# Fish tank Furniture



## Rusty (Apr 14, 2007)

I had a dream, and in this dream i dreamt up this entertainment unit for some bizzare reason and started a company called Fishy Furniture,... yes i dream of being an entrepreneur. And im a student so yes i have alot of time on my hands.










So the black things above the tank are hatches to access aquarium and the lighter brown part is a light hood.

I'm thinking of building it during the holidays as i think i'm pretty handy, any advice as to problems etc would be appreciated.

Cheers Rusty.


----------



## hollie (Jun 30, 2007)

I know of a few places over here that have fish tanks built into the furniture! There's at least two people who have fish tank desks, and one of the big hotel chains has fish tank columns in their restaurant!

It looks great, good luck with it!


----------



## Daz (Sep 20, 2006)

With things like this urgonomics is always the problem, like ease of cleaning and the like. Best of luck thou.


----------



## Mike (Jul 16, 2006)

I think that is a very cool idea, Rusty. At first I thought it was a desk because I thought the TV was a monitor. I wondered where the person sitting would put their legs since there was a fish tank there.

When I realized it was a TV stand, though, I really liked the idea. Some of the stands for larger tvs are obnoxiously large, with lots of wasted space. It would be very cool, and space saving, to have a fish tank built into one. Not only that, but assuming a couch is across from the TV and TV stand, the tank would be positioned for optimal viewing, at least in so far as you'd be sitting directly across from it. I don't know whether you would want to have to look down any time you wanted to see your fish, though. Regardless, it would certainly impress guests!

Then I considered the fish, though. Assuming the speakers were built into the TV, I imagine it would produce quite a bit of vibration, especially with the bass turned up. I can't imagine it would be good for the fish, but maybe it wouldn't affect them. I don't know enough about it. Maybe somebody who knows more can comment. If it is a problem, you may be able to solve it by passing the sound from the TV's built in speakers to an external sound system, like an HTiB, or home theater in a box. I imagine people interested in and with the means for an impressive fish tank tv stand might be similarly interested in such a sound system. The speakers could probably be set up far enough away from the TV/stand so that the sound or vibrations did not affect the fish. The speaker for the central channel in a 5.1 surround sound system is typically placed above or below the TV, but you could always compromise for the sake of the fish. 2.1 surround sound configurations, which try to emulate true surround sound with two speakers and a sub woofer, position the speakers to the left and right of the TV, so you may be able to place them far enough away from the tank so that they don't affect the fish.

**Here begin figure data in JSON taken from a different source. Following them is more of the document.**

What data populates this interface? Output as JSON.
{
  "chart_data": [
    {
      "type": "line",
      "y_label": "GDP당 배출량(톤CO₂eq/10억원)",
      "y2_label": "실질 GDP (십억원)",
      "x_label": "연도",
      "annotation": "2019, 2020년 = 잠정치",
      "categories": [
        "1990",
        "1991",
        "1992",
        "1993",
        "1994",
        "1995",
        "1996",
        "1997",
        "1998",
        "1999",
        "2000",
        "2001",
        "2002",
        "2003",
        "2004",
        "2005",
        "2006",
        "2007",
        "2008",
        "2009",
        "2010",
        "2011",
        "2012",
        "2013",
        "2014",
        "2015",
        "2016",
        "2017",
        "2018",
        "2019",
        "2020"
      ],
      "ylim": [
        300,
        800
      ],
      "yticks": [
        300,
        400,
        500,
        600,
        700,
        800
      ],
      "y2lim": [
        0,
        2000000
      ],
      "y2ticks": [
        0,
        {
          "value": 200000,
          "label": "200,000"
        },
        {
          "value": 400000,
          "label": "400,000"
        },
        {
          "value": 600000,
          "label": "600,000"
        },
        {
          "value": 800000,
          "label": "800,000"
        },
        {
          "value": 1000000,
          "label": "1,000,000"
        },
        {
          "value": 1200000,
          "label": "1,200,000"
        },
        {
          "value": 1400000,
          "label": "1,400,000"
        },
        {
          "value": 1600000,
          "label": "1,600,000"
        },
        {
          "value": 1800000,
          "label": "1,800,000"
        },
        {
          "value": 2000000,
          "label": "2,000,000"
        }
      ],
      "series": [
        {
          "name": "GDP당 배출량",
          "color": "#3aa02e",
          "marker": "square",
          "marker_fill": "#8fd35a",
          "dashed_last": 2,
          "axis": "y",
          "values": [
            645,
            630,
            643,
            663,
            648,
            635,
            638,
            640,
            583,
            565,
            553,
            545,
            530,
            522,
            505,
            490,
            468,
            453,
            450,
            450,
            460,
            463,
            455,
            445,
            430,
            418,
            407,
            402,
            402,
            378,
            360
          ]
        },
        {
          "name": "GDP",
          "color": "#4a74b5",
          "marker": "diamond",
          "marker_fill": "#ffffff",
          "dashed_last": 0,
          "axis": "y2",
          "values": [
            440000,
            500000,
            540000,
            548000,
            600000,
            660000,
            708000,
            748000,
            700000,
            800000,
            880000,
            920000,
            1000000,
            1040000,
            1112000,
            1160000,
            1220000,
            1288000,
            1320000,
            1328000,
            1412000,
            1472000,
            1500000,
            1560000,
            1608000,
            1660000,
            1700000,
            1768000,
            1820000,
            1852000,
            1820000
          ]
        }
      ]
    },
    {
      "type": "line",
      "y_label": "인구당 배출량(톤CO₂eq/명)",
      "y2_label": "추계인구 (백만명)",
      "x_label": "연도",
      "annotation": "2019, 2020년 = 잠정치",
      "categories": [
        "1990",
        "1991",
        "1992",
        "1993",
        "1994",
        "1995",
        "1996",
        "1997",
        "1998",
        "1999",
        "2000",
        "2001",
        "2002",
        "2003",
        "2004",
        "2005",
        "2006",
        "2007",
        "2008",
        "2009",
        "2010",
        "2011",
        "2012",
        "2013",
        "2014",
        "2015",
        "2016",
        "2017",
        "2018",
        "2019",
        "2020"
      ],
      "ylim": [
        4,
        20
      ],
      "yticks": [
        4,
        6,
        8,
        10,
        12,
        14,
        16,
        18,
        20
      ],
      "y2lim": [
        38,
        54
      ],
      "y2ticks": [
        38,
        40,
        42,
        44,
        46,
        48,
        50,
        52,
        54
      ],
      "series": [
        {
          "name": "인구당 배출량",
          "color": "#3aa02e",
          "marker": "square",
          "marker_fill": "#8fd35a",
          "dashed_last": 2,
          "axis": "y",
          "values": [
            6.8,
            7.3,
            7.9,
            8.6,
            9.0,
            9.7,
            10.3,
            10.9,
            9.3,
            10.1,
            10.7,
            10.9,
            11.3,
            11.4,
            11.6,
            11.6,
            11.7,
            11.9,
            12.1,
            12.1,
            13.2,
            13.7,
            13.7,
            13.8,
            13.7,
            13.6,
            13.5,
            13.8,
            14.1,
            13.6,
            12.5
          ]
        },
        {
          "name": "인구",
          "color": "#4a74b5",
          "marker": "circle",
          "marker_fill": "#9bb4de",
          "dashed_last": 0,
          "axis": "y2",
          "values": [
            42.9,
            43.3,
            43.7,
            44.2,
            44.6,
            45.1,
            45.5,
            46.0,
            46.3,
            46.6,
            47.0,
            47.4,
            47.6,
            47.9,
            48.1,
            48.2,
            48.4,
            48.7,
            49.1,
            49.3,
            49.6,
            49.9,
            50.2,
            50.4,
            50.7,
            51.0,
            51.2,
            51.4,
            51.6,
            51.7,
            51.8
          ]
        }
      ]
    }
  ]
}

Anyhow, those are just a few thoughts. Good luck with the company! I'm looking forward to seeing more aquarium furniture out there than the wall mounts and coffee tables!

Mike


----------



## Rusty (Apr 14, 2007)

Hey guys thanks. Yeah cleaning the tank would be a bit tough but i have pretty long arms and reckon i could reach most of the tank hopefully. And Administrator in regards to the position couch, it is a modular that would be on the opposite side of the room so the viewing angle would be great and wouldn't be much of a mission to see the fish. The tank at the moment is above the tv, as you can see. (its below the DVD player)










Also in regards to the sound i have a 5.1 ch sound systems with a subwoofer that i would most probably sit on the ground off of the cabinet to protect the fish from most of the vibration, also i could perhaps lay some polystyrene foam or something like that to cushion the tank for more protection.

Look forward to more input.

Cheers,
Nathan


----------